Upon classifying the battery tests according to three quadrants of MMSE into normal, MCI, and dementia, among the group with > 9 years education, most battery tests showed highly significant difference between 3 subgroups (e.g., verbal learning, word recognition, figure copy and recall, delayed recall, distractor interval, set shifting time, confrontation naming, digit span backward, lexical and semantic fluency) with less extent of significance for digit span forward, phonemic cueing of confrontation naming, and abstraction.
In illiterate and low-educated people, there was statistically significant difference between the 3 groups regarding semantic fluency, verbal learning, figure copy and recall, distractor interval, set shifting time, and confrontation naming. However, digit span forward and backward, phonemic cuing of confrontation naming, abstraction, and judgment showed no difference.
Overall, the battery showed good ability to differentiate between normal, MCI, and dementia people and the study showed that the battery is valid and reliable to diagnose MCI and dementia.
Regarding education, the current study showed no statistically significant association between levels of education and the following tests; verbal learning, distractor interval, delayed recall, word recognition, visuospatial figure copying and recall, set shifting abilities, forward digit span, animals and spherical fluencies, confrontation naming, stimulus and phonemic cuing, abstraction, and judgment. This denotes the ability of the battery to be applied on illiterate subjects. However, there was highly statistically significant difference regarding backward digit span and letter fluency.
These results are concordant with Kwon et al.’s  results which showed insignificance in forward digit span, verbal word recognition, and animals’ fluency regarding education. However, their study stated that the performance of the illiterate subjects was worse than that of literate subjects in visuospatial functions and verbal learning test.
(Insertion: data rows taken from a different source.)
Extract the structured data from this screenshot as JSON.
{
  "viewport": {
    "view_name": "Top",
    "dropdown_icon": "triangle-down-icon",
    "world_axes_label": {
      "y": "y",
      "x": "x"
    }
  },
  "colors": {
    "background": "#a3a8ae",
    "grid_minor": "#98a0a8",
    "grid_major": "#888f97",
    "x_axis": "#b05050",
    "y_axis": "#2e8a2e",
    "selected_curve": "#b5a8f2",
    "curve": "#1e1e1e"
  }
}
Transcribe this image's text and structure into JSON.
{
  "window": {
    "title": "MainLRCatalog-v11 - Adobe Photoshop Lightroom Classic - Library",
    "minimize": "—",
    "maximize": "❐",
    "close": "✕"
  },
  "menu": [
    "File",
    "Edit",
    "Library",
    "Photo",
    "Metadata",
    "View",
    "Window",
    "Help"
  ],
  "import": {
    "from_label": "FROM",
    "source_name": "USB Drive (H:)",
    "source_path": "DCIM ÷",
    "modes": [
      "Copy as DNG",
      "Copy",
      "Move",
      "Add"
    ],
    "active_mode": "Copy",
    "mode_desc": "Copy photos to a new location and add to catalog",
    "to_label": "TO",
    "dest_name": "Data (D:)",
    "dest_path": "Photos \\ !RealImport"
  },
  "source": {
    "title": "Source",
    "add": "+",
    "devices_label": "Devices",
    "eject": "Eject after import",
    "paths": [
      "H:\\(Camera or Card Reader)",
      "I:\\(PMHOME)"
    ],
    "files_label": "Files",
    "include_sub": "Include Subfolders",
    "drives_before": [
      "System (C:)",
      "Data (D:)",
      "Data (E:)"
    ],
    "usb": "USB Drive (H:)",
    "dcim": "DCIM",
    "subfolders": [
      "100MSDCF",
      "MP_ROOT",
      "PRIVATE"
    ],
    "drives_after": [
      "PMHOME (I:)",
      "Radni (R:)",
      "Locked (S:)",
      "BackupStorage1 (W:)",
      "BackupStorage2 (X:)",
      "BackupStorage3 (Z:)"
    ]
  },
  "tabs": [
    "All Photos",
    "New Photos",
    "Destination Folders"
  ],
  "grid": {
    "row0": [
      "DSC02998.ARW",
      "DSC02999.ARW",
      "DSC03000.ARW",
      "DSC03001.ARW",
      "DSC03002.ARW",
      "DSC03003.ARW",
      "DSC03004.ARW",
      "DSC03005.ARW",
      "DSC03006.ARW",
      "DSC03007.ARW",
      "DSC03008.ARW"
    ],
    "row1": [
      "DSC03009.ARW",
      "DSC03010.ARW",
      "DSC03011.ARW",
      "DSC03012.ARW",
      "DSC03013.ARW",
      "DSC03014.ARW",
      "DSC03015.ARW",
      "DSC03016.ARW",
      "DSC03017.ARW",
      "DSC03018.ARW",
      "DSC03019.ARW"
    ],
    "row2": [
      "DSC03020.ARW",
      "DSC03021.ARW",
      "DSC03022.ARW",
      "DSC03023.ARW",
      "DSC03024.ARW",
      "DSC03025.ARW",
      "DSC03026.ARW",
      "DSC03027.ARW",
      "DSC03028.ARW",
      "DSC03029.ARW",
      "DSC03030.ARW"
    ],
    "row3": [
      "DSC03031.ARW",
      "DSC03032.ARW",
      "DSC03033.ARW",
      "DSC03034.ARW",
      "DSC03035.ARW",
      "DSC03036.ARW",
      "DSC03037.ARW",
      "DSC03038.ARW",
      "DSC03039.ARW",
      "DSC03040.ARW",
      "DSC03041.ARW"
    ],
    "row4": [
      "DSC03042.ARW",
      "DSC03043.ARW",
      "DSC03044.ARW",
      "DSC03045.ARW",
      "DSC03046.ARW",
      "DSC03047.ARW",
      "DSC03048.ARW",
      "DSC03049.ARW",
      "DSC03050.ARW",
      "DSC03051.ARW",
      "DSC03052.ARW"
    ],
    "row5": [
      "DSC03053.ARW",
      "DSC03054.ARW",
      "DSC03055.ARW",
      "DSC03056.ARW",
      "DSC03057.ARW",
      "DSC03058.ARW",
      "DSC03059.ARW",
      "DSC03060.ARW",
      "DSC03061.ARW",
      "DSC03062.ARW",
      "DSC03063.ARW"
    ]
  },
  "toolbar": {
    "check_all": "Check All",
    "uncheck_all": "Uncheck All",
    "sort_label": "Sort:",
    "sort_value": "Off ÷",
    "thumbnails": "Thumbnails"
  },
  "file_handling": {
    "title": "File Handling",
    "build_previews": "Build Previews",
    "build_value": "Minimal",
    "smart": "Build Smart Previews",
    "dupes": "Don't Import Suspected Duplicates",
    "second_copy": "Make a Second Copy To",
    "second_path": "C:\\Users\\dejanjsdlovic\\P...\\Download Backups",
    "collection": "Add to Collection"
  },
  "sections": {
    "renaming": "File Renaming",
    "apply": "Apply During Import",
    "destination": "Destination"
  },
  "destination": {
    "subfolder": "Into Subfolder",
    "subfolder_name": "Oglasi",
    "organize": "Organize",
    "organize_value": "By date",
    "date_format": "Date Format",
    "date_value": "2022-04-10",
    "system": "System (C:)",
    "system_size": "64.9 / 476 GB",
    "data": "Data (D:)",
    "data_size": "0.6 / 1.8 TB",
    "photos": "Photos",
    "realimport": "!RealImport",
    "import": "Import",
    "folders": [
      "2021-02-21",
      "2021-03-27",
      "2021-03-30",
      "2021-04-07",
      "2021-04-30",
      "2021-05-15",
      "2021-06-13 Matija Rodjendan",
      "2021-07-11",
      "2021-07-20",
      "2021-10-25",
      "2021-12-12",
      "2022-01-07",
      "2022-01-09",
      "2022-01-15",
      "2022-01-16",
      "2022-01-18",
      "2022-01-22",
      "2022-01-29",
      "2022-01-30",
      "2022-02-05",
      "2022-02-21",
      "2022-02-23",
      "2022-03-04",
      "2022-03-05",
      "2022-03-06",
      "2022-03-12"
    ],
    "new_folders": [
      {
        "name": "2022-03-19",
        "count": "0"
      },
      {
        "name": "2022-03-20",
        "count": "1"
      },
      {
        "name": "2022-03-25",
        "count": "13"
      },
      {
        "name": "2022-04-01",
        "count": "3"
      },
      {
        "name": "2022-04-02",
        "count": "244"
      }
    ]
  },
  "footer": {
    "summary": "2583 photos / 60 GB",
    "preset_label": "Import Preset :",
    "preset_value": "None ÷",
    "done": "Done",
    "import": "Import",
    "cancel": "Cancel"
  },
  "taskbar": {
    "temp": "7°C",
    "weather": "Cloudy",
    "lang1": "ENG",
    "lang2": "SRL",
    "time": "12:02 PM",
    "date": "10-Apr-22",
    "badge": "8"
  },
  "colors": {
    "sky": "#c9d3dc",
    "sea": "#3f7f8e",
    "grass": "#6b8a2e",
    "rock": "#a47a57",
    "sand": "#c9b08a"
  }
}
The difference between their study and the current study in visuospatial functions could be attributed to the more complexity of Rey-Osterrrieth figure used in their study in comparison to the simple Bender copy in the current study and to the more time delay (20 min) in comparison to 10 min in the current study. Kwon et al. 2015  applied the Seoul Verbal Learning Test (SVLT) which is formed of three learning-free recall trials of 12 words which is more difficult than the paired associate of Wechsler applied in the current study which compresses three learning associate recall trials of 10 words.
A study done in Turkey by Akdag and colleagues in 2013  using Hodkinson Abbreviated Mental Test (which assessed working, short and long-term memory, attention, orientation, and general fund of information) to screen for dementia in elderly people also found no effect of education on cognitive function.
The new battery of current study will be under the name of Ain Shams Cognitive Assessment (ASCA) scale.